Denn Gebet im höchsten Sinne heißt dem Dualismus jede Form der Einflussnahme, der Gesetzmäßigkeit oder Authentizität zu entziehen. Diese Abkehr von zeitlichen, sterblichen Ansichten schließt auch jede vermeintliche Notwendigkeit von langen Genesungszeiten oder jeden Gedanken an Unheilbarkeit aus.
Keine Verzögerung
Sehen wir uns einmal das Gebet des Herrn an — das Gebet, das Christus Jesus der Welt gegeben hat, um Sünde, Krankheit und Tod zu überwinden —, finden wir, dass weder Zeit noch Misserfolg darin Platz hat. „Dein Reich komme" heißt eine Zeile darin. Für den Einzelnen mag „Reich" zu einem bestimmten Moment Gesundheit oder Frieden oder Geborgenheit bedeuten. Dieser Gedanke wird von Mary Baker Eddy wie folgt interpretiert: „Dein Reich ist gekommen; Du bist immer-gegenwärtig." Ebd., S. 16. In dieser Erkenntnis liegt eine absolute Gewissheit, ein unwandelbares Vertrauen, aber unmöglich ein Warten, Zögern oder gar Scheitern.

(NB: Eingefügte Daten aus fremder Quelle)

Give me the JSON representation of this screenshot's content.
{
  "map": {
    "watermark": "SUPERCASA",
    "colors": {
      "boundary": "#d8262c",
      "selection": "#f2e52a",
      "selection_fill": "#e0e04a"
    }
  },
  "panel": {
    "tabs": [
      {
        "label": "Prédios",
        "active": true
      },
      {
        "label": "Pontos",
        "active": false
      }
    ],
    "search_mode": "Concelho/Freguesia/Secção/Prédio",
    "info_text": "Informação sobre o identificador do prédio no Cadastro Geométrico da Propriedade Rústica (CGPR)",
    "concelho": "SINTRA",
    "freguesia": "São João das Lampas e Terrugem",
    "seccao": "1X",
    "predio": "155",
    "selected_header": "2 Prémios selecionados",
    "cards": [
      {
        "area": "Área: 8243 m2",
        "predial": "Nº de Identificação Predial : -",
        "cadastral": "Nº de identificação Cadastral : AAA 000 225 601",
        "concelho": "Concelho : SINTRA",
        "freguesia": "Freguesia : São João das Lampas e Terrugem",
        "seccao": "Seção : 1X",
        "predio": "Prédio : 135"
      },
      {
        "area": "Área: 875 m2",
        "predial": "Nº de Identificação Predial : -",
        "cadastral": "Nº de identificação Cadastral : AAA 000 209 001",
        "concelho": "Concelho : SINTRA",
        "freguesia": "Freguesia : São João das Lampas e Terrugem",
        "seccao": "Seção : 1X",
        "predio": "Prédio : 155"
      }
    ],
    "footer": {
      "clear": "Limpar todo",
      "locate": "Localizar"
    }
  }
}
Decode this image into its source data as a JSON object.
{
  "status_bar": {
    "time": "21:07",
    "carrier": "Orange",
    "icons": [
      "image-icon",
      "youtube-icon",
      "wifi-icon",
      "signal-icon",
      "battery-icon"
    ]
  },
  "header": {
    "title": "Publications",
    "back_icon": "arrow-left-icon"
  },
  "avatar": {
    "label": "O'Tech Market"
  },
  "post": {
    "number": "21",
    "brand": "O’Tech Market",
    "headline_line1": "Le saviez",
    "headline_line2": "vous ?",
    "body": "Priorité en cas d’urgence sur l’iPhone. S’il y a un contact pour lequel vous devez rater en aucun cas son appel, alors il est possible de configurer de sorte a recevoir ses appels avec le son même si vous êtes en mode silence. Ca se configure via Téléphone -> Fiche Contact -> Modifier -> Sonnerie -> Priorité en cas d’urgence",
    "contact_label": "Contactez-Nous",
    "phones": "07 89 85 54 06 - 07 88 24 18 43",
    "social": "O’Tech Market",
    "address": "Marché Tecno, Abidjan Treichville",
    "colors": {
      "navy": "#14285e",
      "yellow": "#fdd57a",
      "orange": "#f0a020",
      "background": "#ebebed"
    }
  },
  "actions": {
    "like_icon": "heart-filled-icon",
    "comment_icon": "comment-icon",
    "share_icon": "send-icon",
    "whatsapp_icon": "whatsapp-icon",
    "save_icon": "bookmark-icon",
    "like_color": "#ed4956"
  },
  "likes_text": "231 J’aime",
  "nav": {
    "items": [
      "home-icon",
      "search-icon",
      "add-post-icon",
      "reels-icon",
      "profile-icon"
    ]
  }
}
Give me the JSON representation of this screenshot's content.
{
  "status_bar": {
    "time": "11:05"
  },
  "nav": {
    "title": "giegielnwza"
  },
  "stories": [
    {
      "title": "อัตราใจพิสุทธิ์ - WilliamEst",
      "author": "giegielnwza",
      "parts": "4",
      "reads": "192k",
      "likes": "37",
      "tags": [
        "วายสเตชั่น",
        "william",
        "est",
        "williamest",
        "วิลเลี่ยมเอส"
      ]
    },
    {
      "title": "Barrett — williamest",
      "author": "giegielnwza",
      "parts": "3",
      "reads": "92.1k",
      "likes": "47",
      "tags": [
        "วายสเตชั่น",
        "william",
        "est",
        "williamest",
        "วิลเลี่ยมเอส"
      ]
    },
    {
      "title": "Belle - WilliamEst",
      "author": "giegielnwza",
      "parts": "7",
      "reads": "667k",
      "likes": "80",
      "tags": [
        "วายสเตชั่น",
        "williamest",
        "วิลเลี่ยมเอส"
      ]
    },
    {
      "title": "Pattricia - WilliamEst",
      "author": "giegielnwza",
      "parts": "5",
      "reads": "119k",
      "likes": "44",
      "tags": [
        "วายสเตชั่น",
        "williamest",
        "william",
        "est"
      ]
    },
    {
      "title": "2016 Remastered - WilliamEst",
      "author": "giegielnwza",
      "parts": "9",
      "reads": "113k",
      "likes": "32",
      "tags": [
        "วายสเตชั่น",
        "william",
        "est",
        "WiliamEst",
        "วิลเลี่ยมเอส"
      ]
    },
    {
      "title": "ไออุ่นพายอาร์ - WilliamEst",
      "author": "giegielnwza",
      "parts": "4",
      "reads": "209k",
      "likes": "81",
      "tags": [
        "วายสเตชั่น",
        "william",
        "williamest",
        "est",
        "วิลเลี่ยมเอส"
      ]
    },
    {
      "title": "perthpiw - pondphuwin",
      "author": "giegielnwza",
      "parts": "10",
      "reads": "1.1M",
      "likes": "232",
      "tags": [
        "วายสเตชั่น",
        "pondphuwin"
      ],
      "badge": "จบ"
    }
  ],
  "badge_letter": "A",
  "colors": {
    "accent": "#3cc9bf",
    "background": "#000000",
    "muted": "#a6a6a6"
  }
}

Würden Sie nicht auch lachen, wenn es am Ende eines Gebets hieße: „Nun aber schnell zurück zu den alten Befürchtungen?" Es ist so logisch, so natürlich, in der Höhe des erleuchteten Gedankens zu bleiben, der „das Reich und die Kraft und die Herrlichkeit in Ewigkeit" erfasst hat. Zu unserer Einheit mit Gott gibt es keine Alternative, kein Gegenteil. Und für die Wirksamkeit eines Gebets, das uns zur Wahrnehmung dieser Einheit erhebt, gibt es keine Einschränkung. Wir können voller Vertrauen erwarten, dass unsere Gebete zu Wandlungen führen und dass sie wirksam sein werden, weil sie uns zur göttlichen Sicht führen. Das ist Gebet mit Wirkung.